Kartini dan kebaya punya kesamaan, yakni mempersatukan serta mengusung kemandirian dan kebebasan ekspresi perempuan.
Oleh
RHAMA PURNA JATI
·4 menit baca
Jalan cantik dengan mengenakan kebaya menjadi cara jitu untuk menggaungkan kembali wastra nusantara ini kepada kaum muda. Kebaya mengandung nilai filosofi yang luhur, yakni mempersatukan, mengedepankan kesopanan perilaku, dan kebebasan berekspresi bagi para pemakainya.
Aurora Raisa (25) meluncur mengelilingi Bundaran Hotel Indonesia (HI), Jakarta Pusat, dengan menggunakan sepatu roda, Minggu (21/4/2024). Yang unik, saat itu dia tidak menggunakan baju olahraga, tetapi mengenakan kebaya dengan kain batik sebagai bawahannya.

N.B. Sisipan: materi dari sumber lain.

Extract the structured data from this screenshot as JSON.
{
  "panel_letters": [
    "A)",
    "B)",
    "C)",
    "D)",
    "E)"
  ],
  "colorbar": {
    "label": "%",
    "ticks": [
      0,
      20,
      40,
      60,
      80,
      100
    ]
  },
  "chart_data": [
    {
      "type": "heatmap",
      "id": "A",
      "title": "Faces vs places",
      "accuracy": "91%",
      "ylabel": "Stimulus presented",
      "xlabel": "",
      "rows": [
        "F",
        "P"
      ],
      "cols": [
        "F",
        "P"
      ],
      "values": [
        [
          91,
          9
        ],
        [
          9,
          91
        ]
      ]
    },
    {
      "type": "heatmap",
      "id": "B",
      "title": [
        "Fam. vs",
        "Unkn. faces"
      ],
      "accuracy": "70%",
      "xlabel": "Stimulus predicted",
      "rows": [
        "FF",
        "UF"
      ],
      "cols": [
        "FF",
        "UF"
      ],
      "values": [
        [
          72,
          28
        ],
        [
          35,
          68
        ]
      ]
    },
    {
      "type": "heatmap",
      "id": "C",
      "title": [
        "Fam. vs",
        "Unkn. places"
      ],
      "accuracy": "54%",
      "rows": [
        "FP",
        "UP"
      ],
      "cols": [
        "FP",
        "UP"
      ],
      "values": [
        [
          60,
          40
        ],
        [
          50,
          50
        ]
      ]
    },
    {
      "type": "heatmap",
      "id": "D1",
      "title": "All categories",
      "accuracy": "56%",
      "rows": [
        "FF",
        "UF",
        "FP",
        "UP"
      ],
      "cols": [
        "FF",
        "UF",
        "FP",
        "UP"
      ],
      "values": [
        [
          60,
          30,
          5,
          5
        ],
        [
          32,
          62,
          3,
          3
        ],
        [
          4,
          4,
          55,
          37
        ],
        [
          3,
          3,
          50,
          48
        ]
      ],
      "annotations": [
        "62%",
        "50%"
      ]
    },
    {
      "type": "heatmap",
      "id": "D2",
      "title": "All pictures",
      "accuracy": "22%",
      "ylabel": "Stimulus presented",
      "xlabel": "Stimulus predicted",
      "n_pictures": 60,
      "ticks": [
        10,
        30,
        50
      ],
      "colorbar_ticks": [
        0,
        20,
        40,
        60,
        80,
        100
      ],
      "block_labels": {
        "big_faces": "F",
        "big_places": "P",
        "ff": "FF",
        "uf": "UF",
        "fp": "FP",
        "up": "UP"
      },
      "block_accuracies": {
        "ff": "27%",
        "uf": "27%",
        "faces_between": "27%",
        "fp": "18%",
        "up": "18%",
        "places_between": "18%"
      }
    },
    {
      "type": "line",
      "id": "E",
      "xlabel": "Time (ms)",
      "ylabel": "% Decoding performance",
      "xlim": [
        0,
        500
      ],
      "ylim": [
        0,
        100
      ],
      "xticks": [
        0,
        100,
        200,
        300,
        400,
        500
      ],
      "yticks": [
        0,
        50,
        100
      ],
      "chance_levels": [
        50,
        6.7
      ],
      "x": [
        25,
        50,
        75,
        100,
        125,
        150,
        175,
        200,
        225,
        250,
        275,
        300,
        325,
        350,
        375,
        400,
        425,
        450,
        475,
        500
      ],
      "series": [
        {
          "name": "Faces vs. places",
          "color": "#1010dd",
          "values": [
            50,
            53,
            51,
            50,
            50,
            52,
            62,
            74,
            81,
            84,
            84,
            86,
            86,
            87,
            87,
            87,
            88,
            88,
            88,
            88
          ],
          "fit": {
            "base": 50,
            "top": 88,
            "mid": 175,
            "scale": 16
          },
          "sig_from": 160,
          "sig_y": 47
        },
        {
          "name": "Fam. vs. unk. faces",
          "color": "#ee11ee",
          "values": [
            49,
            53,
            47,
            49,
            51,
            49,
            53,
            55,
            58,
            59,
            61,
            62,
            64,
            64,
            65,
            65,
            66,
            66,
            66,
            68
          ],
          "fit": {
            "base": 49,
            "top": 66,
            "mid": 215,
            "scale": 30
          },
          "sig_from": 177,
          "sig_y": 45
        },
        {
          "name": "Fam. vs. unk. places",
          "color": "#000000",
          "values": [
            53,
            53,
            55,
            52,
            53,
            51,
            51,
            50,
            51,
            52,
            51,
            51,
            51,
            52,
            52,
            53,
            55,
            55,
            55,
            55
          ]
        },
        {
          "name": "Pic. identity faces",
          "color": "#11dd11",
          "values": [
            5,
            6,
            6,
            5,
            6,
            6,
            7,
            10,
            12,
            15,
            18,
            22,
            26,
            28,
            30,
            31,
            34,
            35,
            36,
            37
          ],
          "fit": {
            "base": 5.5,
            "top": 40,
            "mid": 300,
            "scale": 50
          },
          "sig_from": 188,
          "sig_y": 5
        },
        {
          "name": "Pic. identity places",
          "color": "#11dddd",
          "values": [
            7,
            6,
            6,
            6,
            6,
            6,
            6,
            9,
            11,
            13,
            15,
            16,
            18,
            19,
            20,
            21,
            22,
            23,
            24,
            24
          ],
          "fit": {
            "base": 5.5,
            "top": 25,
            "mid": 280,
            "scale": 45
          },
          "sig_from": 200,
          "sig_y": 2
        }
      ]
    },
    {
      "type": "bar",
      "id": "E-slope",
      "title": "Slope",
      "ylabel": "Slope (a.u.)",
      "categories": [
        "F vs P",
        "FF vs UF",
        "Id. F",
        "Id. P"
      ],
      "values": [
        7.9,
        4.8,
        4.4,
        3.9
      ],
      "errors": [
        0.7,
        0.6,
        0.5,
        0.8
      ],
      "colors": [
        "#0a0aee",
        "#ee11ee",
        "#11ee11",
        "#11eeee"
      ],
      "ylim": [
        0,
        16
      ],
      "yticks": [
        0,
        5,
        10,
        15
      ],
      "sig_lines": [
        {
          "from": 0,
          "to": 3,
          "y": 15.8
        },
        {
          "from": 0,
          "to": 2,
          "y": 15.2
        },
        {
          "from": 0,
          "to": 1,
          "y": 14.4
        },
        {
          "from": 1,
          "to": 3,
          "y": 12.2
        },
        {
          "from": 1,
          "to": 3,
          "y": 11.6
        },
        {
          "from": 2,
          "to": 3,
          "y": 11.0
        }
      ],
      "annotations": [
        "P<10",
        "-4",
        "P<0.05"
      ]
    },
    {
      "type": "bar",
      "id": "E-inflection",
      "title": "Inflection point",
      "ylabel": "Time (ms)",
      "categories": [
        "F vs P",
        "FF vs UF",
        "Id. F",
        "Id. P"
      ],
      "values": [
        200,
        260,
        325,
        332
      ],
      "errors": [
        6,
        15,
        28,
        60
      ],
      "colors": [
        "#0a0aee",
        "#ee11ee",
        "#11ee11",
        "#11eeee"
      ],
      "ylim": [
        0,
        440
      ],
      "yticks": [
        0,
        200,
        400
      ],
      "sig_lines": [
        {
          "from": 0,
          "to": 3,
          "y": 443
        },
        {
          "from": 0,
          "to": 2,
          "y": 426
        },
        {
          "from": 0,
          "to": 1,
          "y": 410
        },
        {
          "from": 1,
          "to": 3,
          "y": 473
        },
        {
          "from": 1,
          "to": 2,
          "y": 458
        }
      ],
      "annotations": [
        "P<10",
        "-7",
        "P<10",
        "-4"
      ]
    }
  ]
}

”Kebaya bisa digunakan kapan pun. Tidak hanya untuk acara resmi, untuk berolahraga sampai dengan bekerja pun kebaya juga nyaman digunakan,” kata lulusan dari Jurusan Teknik Industri Universitas Indonesia ini.
Tidak hanya bersepatu roda, Aurora bahkan juga pernah mengenakan kebaya saat berolahraga paralayang.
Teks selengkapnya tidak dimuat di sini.